Projet ou boulet ?
Qu’un projet prenne du retard ou dépasse son budget, ça s’est déjà vu, n’est-ce pas ? Mais il existe des projets qui prennent beaucoup de retard, qui dépassent très largement leur budget, et pourtant, tout est fait pour leur réussite : les acteurs sont compétents, les méthodologies correctes et appliquées, le soutien des décideurs est sans faille. Alors que se passe-t-il ?
Malgré tous les efforts et toute l’intelligence investis, les anomalies pleuvent, les défauts s’accumulent et la qualité s’enfuit.
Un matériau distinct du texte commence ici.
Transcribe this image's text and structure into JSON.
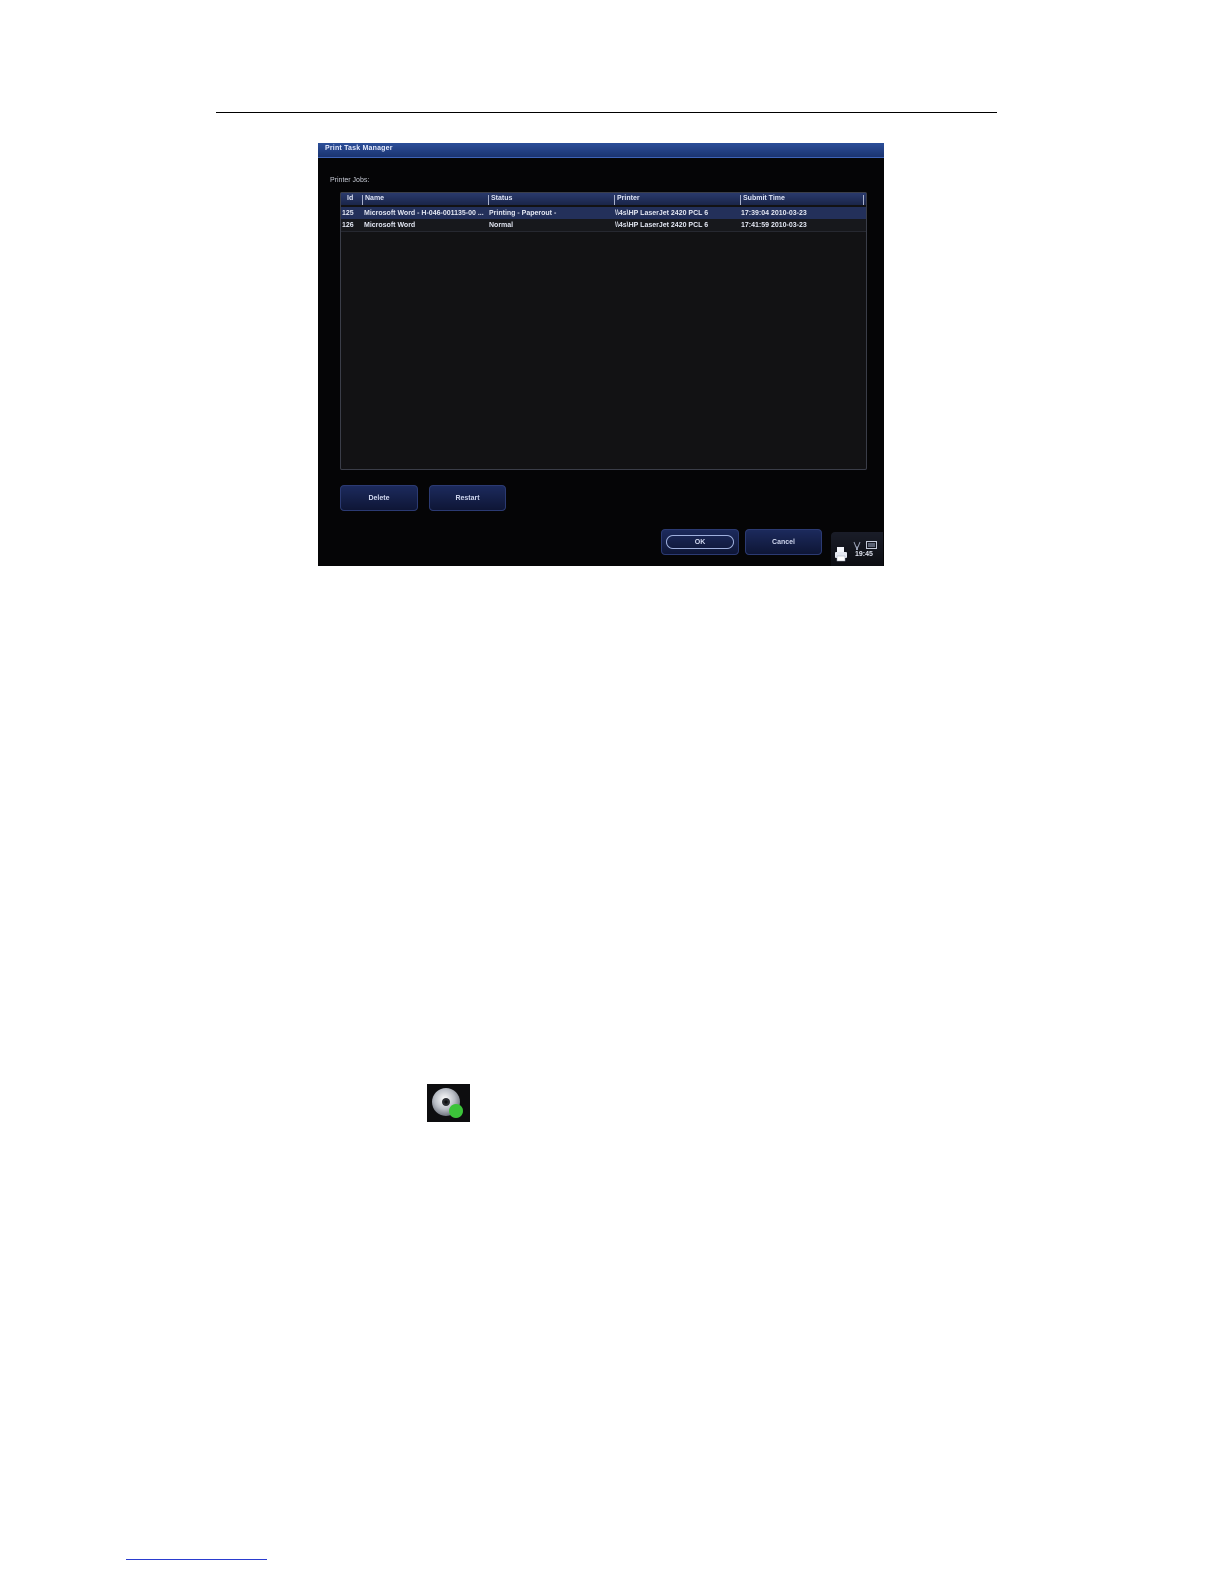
{
  "dialog": {
    "title": "Print Task Manager",
    "jobs_label": "Printer Jobs:",
    "columns": [
      "Id",
      "Name",
      "Status",
      "Printer",
      "Submit Time"
    ],
    "rows": [
      {
        "id": "125",
        "name": "Microsoft Word - H-046-001135-00 ...",
        "status": "Printing - Paperout -",
        "printer": "\\\\4s\\HP LaserJet 2420 PCL 6",
        "submit_time": "17:39:04  2010-03-23"
      },
      {
        "id": "126",
        "name": "Microsoft Word",
        "status": "Normal",
        "printer": "\\\\4s\\HP LaserJet 2420 PCL 6",
        "submit_time": "17:41:59  2010-03-23"
      }
    ],
    "buttons": {
      "delete": "Delete",
      "restart": "Restart",
      "ok": "OK",
      "cancel": "Cancel"
    },
    "tray": {
      "time": "19:45",
      "icons": [
        "printer-icon",
        "usb-icon",
        "monitor-icon"
      ]
    }
  },
  "colors": {
    "title_bar": "#1b3470",
    "dialog_bg": "#050506",
    "selected_row": "#23305a",
    "button": "#1c2a5c"
  },
  "page_icons": [
    "disc-icon"
  ]
}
Qu’est-ce qui distingue donc ce travail a priori bien fait de la réussite incontestable ? Aucun tableau de bord ne permet de l’analyser clairement et peut-être faudrait-il faire mijoter des données quelconques et accessoires du projet dans une marmite d’intelligence artificielle pour y trouver des corrélations inattendues. Ou bien devrait-on sonder les reins et les coeurs des parties prenantes du boulet collectif qu’on appelle encore projet, par convenance plus que par conviction.
Si vous côtoyez un tel projet, ne vous leurrez pas : ceux qui y sont engagés, pour ne pas dire coincés, n’y croient plus vraiment, même s’il est politiquement correct d’affirmer le contraire. Ceci est d’autant plus vrai dans le cas d’un soutien indéfectible des dirigeants au projet : on s’alignera alors prudemment sur la doxa du chef. Mais dans les faits, on temporisera, on regardera ailleurs, on prendra la tangente, tout en faisant sérieusement le minimum professionnel vital.
Un projet est aussi un acte de foi collectif en l’avenir, même si son objectif est modeste et prosaïque. Sans l’étincelle, même petite, de l’enthousiasme, un projet devient un programme de figures imposées de procédures bureaucratiques. Dans ce cas, il est urgent de mettre bas les masques, sans acrimonie, de s’asseoir autour d’une table, et de donner au projet un nouveau design, ce qui veut dire, en bon français, un nouveau dessein. Un grand, de préférence.